Riding the Dragon: My Thoughts on God (do not read if offended by belief systems that differ from your own.)

This is part of my work in the Julia Cameron Artist’s Way series. The work this time is from the book the Artist’s Way at Work: Riding the Dragon. The responses are self-examinations and assessments based on work through a daily series of exercises. While I do keep some material offline as it can be very personal and jarring, I often opt to be fairly open about my experiences, both positive and negative.

This exercise asks you to compare your beliefs about God in childhood to your beliefs about God as an adult. So there is religion discussed. Here is where I remind people: I am a Wiccan polytheist, and as an adult, I see all this “there can be only one,” and “there is only one way,” mentality as a con job best left to the Highlander series. If you are offended by religious views that do not harm you but are different from your own, skip reading this one.

Old ideas about God/Divinity

  • THERE CAN BE ONLY ONE!
  • Public prayer equates with public lies – prayer is sacred and thus private
  • “Don’t look at me!” Seriously, Exodus says some explicit stuff about not picturing God, so the whole bearded guy in the sky common to this culture is one I actually saw as a touch blasphemous
  • “There are other sheep not of my fold.” Jesus was a religious pluralist.
  • Give from your poverty; it means more.
  • If you are serious enough about your faith you should be Much To Worried About The World to take joy in anything.
  • Enlightened people will naturally see the way of Christianity/monotheism/the way “everybody” does it.
  • There’s a hell – it’s a convenient place you can mentally send everyone who disagrees with you.
  • There’s a plan, and no one has to discuss it with your let alone get your consent.
  • Of COURSE the Bible is true.
  • Any signs of a sense of humor = you are not holy.
  • Women were made from Adam’s Rib, or we were made equal, there’s two versions.
  • You can be happy when you’re dead.
  • We won’t really know until we’re dead.
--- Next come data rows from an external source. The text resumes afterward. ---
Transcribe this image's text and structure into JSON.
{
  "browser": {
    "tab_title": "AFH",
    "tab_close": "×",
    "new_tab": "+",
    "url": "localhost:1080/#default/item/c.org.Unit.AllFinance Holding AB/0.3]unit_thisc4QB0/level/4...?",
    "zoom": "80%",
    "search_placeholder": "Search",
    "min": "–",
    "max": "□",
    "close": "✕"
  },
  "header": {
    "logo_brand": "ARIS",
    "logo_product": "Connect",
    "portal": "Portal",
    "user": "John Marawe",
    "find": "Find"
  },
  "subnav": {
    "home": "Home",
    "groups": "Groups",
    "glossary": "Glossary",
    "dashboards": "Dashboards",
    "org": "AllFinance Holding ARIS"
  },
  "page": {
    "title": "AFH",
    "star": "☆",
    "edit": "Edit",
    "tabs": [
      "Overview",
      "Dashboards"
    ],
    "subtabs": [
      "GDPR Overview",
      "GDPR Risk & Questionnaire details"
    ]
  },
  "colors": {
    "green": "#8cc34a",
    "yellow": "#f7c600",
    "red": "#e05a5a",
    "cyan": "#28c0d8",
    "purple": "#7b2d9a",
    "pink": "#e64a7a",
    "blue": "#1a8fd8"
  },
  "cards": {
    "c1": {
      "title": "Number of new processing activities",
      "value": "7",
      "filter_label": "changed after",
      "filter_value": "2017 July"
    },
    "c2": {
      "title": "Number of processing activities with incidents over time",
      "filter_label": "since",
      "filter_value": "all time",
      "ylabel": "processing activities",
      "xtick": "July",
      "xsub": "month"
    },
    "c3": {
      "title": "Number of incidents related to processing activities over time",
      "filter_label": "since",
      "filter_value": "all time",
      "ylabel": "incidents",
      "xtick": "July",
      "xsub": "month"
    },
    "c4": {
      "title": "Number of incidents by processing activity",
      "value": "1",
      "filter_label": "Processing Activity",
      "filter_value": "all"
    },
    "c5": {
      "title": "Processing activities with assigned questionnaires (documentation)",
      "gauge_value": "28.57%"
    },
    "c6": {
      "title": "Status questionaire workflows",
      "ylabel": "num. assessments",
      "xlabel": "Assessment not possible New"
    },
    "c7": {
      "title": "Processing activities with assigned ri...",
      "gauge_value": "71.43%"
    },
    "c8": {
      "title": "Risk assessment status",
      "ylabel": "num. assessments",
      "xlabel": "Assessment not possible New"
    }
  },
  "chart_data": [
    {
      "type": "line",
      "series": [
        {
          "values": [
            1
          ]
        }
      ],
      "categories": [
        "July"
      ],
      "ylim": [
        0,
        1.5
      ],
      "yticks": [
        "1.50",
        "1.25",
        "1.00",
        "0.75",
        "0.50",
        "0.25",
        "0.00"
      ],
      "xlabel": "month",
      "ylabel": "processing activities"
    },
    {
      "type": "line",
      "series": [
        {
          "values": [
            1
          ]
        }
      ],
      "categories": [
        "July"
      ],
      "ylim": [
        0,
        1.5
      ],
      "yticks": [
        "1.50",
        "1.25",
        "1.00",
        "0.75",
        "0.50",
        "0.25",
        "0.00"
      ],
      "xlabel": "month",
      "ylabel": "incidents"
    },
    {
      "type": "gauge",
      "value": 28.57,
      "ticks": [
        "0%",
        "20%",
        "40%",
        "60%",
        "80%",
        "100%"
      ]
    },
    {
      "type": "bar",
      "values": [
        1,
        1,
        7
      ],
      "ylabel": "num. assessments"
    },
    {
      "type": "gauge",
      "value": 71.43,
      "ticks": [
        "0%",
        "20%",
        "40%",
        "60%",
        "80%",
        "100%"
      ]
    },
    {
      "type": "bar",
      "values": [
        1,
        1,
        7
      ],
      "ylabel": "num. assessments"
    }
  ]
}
New ideas about God/Divinity

  • Public prayer equates with public lies – prayer is sacred and thus private.
  • Gnosticism: we’re all right. Absolutely each and every one of us. Especially those that disagree. There’s just one. There’s more than one. There’s none. There’s all.
  • Adam had a first wife named Lilith; just like many women who think for themselves, she took a look at this submissive crap, said “fuck that!” and found a beach to hang out on. Eve was the next wife, made without spine. Spineless women have been elevated while punished ever since. Women with proper vertebrae have been cast as demons – and still have a much better time.
  • Nope, the Bible’s not true – i.e. it’s not the word of God, it’s the word of a whole bunch of men, some wise, some not, most politically motivated. This is also true of the New Testament, which really should have stopped at the be attitudes.
  • We do not need an instruction book to know how to be good, do good, and love good.
  • The story of Christ is not the “Greatest Story Ever Told.” There are many, many other better stories.
  • We won’t really know until we’re dead.
  • Religious belief is a neurological function (this is a recent finding.) I am religious because I am inclined to be deeply religious; there are scores of people faking religious belief because of the same degree of social pressure that has been placed on the homosexual to appear straight.
  • From direct mystical experience: Jesus is a very sweet, passionate, kind of short Arabic man who is completely mortified by modern Christianity. When he said he was the “son of God,” he meant ALL men are the sons of God. I don’t pray to him as much these days, but he still answers with “Diana! I’m so happy to hear from you!” All this belief directed at him has made him a deity, though.
  • Whether man created deity or deity created man is a bit chicken and egg.
  • Poverty does not make me more spiritual.
  • Prosperity does not make me less spiritual.
  • My actions and how I spend my time/direct my energy is what makes me spiritual.
  • God(s) very much have a sense of humor, and more importantly, they have a sense of humor about themselves.
  • Happiness now is in fact sacred, and makes you more inclined to do good, be good, and love good.